Introduction to asclepias

This site is the documentation hub for asclepias. asclepias is a domain specific language written in Haskell to build and analyze cohorts. For a deeper dive into the theory underlying asclepias, see Theory and Design. Information on the Motivation to build asclepias and its Benefits are included below.

If you are contributing to the development of asclepias, see the developer guide for more details.

If you are using asclepias for your project, see the user guide for more details.

See the asclepias API documentation for detailed information on the types and functions exported from asclepias.

asclepias code is hosted on GitLab.

Motivation

The extraction and transformation of source data (such as insurance claims, electronic medical records, or case report forms) into analysis-ready cohort data consumes an inordinate amount of resources in epidemiologic and real world evidence research. Moreover, the translation of scientists' analysis plans into code can be prone to ambiguity and misinterpretation.

The aim of asclepias is to make epidemiologic research less effort, less error-prone, and more robust by providing a collection of domain specific languages that both scientists and programmers can reason with and understand.

Benefits

asclepias is a domain specific language and a collection of tools for defining cohorts. Benefits of asclepias include:

Formally defines a cohort

asclepias provides a formal definition of a cohort specification, which includes defining one or more index events, a set criteria that determine how subjects will be included or excluded, and the set of features (i.e. variables) the cohort contains.

Provides tools for defining and testing features

A Feature in asclepias can be thought of like covariates, outcomes, or other variables. asclepias includes a language for defining features of nearly arbitrary shape. The language elegantly handles failures and prevents certain programming bugs.

Includes a well-tested library of common features

Cohorts often include many simple features such as indicators that a subject has some condition during a baseline period. asclepias includes templates for many common features.

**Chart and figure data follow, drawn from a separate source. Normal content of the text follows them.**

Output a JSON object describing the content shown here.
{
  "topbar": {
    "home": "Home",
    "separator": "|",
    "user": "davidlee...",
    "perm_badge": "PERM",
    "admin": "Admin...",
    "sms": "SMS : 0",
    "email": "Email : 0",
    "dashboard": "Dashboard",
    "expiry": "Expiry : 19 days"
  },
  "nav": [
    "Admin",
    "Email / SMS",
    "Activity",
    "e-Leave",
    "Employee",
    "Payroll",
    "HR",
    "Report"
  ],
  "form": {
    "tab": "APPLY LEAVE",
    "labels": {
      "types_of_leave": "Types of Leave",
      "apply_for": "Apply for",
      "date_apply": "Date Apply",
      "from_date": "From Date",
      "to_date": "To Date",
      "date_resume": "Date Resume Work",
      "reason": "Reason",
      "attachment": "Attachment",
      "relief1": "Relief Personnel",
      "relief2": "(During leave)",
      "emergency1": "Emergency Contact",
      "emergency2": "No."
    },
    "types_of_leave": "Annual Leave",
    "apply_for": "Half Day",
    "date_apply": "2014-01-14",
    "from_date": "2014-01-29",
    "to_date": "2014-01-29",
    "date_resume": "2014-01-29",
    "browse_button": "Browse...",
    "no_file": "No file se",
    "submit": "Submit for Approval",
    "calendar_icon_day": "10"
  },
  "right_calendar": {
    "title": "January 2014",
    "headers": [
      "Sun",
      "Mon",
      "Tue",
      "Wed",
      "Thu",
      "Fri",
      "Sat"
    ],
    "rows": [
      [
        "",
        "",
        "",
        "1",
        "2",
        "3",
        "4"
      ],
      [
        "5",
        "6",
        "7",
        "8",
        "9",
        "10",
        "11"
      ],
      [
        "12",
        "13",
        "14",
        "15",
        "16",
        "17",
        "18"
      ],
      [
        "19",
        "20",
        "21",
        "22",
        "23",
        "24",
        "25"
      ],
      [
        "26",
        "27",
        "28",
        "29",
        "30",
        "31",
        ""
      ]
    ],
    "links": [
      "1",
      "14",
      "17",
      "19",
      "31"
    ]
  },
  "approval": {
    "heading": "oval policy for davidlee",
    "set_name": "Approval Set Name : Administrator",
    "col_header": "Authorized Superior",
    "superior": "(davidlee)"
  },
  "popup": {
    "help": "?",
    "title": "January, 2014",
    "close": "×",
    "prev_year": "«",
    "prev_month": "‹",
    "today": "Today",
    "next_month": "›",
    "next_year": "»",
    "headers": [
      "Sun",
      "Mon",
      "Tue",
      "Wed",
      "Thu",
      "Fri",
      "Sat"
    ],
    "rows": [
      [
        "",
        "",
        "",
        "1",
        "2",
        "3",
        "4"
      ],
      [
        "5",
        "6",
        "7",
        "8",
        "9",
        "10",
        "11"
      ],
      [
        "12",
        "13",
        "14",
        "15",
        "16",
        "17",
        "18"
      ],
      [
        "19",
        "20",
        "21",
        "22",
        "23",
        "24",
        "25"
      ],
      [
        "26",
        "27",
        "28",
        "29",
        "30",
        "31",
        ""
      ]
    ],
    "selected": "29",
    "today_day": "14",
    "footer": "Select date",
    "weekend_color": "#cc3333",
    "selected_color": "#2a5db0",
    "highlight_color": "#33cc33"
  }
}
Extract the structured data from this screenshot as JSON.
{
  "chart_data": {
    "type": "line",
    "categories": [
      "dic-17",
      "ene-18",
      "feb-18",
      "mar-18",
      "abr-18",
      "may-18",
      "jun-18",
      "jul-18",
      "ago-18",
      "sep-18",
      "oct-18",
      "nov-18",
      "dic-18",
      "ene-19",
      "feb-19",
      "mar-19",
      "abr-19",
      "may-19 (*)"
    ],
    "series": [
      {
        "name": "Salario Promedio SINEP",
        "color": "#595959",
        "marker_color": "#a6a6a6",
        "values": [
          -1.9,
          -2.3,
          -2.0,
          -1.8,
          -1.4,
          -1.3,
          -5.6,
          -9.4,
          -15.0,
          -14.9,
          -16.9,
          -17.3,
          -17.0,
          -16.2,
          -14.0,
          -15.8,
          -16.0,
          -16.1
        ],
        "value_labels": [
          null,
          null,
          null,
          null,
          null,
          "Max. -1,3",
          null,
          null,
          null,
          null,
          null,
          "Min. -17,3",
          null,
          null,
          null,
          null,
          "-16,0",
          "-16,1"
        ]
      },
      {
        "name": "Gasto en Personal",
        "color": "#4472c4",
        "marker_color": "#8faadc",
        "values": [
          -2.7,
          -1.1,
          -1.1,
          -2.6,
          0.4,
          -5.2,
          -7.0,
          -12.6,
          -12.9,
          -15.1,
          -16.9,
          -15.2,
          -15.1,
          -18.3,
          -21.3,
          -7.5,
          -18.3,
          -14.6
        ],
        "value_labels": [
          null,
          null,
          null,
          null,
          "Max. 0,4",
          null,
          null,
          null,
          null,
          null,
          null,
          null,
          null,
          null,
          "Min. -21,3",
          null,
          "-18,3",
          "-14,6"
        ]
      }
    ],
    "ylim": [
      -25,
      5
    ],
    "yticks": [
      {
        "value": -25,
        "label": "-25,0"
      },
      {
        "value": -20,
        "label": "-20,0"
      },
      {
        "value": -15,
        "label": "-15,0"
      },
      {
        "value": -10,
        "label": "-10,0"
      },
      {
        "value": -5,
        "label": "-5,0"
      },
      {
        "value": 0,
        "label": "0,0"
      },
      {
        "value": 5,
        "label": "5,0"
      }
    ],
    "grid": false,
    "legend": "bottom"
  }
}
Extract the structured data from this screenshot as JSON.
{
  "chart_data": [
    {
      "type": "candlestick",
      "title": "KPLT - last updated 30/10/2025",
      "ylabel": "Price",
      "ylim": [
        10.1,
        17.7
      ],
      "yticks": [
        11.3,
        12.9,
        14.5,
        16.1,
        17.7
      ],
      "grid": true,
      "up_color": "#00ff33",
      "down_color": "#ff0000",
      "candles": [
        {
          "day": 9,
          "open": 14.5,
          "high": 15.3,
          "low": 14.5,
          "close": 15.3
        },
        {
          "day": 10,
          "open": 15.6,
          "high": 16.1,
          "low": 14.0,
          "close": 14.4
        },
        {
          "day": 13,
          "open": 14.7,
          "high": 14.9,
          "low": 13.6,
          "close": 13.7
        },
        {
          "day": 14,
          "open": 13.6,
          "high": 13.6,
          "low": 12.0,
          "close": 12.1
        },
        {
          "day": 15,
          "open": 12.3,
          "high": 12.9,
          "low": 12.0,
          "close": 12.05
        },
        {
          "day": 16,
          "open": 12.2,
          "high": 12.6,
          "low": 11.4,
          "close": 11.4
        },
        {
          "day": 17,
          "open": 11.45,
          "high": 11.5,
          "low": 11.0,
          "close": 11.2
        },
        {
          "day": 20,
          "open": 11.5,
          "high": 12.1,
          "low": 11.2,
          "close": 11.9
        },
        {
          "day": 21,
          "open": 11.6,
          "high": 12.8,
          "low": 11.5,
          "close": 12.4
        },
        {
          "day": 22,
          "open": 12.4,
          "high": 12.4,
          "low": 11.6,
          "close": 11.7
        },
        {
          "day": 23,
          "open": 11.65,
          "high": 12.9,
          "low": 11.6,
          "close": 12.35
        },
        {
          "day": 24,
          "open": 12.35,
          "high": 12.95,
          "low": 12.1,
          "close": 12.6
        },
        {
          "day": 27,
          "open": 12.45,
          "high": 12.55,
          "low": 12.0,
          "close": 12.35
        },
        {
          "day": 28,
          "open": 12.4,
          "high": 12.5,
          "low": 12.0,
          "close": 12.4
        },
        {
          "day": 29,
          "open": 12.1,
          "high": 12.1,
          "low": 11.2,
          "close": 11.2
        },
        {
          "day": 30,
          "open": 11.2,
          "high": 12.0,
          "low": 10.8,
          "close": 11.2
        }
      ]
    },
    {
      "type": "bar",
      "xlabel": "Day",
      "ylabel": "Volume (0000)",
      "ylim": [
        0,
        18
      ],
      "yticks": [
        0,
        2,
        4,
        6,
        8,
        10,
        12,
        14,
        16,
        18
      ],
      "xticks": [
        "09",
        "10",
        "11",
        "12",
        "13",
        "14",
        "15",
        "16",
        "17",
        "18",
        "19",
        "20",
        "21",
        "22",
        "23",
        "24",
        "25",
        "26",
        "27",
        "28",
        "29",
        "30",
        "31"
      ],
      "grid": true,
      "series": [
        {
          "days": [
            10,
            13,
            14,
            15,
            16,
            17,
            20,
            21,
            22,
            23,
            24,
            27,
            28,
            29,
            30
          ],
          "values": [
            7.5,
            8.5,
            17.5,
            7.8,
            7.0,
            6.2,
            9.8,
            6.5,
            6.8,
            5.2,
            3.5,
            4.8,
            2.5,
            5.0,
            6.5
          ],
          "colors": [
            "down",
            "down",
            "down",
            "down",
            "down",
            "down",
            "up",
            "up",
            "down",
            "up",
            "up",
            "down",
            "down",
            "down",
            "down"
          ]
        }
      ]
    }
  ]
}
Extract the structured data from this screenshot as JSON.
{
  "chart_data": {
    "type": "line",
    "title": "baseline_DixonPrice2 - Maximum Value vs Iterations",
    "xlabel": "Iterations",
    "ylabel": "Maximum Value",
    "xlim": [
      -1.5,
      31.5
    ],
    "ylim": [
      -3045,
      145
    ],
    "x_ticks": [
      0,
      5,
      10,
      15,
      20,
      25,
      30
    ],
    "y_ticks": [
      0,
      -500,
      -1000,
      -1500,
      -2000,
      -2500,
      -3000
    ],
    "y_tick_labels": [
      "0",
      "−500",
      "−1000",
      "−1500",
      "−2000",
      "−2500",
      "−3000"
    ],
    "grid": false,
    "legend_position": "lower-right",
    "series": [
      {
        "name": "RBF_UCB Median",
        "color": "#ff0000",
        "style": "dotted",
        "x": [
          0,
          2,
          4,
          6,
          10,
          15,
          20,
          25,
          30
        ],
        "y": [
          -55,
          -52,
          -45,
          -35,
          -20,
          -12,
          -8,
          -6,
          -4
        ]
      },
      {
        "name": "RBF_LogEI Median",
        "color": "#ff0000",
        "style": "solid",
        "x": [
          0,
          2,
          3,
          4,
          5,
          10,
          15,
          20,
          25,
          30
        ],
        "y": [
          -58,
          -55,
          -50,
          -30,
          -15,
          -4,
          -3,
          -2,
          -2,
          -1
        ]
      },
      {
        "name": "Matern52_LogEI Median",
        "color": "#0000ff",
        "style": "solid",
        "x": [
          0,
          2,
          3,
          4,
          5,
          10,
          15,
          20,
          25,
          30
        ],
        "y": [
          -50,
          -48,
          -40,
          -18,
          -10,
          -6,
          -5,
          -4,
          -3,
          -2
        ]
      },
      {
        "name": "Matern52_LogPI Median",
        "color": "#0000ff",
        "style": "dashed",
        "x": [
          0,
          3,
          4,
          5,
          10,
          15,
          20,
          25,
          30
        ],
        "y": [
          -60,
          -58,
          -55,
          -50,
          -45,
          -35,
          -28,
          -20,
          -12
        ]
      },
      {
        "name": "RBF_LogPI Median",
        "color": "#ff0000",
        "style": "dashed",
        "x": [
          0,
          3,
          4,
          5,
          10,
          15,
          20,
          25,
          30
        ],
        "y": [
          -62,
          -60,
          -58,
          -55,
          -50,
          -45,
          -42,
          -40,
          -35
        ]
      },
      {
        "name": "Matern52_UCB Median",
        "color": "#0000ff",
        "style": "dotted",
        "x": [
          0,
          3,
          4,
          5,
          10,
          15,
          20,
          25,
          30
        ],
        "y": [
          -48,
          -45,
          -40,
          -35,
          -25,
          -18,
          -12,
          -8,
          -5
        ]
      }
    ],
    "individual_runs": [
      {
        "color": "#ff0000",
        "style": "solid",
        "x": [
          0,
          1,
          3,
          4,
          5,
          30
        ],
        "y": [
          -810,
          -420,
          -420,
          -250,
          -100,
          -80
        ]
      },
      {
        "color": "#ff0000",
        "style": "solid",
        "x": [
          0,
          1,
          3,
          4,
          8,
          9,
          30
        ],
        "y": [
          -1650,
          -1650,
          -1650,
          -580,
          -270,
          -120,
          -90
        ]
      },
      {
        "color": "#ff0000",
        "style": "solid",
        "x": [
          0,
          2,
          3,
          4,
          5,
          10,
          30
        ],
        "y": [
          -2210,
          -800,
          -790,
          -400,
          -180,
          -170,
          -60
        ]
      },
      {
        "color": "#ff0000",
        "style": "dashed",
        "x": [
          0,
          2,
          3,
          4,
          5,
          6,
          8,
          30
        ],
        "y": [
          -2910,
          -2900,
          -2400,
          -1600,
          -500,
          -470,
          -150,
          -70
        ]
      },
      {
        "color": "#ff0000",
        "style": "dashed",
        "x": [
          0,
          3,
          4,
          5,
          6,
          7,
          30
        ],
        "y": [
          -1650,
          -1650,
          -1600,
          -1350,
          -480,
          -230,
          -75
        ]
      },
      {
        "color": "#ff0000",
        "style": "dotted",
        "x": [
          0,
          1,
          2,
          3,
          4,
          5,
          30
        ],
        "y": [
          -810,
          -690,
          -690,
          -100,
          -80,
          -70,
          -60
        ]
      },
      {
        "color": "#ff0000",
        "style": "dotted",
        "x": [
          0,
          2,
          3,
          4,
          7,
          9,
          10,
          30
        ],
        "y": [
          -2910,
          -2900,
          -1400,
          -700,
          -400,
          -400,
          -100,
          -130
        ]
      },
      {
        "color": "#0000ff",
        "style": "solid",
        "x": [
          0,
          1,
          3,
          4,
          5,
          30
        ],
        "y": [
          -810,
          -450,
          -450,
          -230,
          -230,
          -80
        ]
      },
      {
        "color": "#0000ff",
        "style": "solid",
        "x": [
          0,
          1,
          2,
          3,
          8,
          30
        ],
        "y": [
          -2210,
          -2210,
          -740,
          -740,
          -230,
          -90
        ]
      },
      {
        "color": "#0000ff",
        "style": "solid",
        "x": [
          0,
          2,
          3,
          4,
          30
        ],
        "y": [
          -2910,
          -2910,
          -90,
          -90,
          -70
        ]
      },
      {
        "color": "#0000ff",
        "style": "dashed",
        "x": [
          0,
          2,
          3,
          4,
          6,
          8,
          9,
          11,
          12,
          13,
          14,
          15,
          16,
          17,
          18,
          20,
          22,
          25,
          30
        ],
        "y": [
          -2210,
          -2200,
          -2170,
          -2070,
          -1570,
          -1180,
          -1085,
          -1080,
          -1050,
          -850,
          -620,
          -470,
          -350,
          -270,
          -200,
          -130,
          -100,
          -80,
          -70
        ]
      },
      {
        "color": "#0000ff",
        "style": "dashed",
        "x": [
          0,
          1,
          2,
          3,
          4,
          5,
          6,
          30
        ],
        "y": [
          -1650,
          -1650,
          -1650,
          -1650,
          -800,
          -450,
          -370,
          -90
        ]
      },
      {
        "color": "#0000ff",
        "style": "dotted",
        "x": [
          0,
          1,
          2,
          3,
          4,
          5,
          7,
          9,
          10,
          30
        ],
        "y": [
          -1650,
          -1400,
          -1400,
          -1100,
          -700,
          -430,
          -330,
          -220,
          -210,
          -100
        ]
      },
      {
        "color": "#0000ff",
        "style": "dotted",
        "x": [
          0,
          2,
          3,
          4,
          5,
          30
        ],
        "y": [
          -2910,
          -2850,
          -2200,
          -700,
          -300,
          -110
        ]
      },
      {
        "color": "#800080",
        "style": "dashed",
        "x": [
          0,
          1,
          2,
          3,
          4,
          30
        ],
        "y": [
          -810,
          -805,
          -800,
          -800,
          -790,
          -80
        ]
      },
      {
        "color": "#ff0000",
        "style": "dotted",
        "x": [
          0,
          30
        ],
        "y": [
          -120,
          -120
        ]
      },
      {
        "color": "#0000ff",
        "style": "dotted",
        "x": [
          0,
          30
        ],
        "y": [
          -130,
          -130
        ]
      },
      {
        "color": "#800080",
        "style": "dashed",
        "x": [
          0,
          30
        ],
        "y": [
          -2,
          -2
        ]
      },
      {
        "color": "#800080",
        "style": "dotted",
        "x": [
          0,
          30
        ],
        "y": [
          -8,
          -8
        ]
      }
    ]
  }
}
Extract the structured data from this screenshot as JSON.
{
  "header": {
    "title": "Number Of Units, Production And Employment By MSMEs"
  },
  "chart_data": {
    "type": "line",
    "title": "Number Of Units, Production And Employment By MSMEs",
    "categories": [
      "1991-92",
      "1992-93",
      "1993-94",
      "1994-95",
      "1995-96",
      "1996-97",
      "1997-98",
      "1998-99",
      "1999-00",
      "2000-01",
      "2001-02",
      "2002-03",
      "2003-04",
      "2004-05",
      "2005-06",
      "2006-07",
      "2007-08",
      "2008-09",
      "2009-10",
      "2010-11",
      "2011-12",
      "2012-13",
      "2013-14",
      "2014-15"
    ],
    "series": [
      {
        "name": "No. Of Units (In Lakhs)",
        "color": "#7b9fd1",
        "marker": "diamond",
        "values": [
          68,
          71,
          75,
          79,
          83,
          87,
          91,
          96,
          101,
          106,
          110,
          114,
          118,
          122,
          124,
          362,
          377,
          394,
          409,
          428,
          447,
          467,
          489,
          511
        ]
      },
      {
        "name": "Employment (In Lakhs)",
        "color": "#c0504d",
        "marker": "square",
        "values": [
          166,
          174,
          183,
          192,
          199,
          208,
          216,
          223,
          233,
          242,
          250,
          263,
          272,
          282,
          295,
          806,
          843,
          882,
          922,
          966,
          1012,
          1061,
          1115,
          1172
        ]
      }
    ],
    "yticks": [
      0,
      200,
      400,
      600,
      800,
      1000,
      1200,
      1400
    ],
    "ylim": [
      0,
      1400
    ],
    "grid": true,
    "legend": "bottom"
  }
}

Uses type safety to create better programs

Programmming languages often used in research such as SAS, R, python are dynamically, as opposed to statically, typed. These languages are great for many programming tasks, but statically typed languages can prevent many common programming errors by identifying them when the program is compiled. Most of the asclepias tools are written in languages like Haskell or Dhall to leverage type safety.

Is easily extensible

Users can create multiple features and/or cohorts following a common pattern and share these across projects.

Introduces the event data theory

The event data theory is a framework for defining data models where the concept of time, as in epidemiology, is critical. Having data models of sequences of time-ordered events often make reasoning about cohorts and features easier.

Is data model agnostic

While using the event-based data model is encouraged, the theory of cohorts and features both work under a "bring your data model" assumption that does not require an event-based model.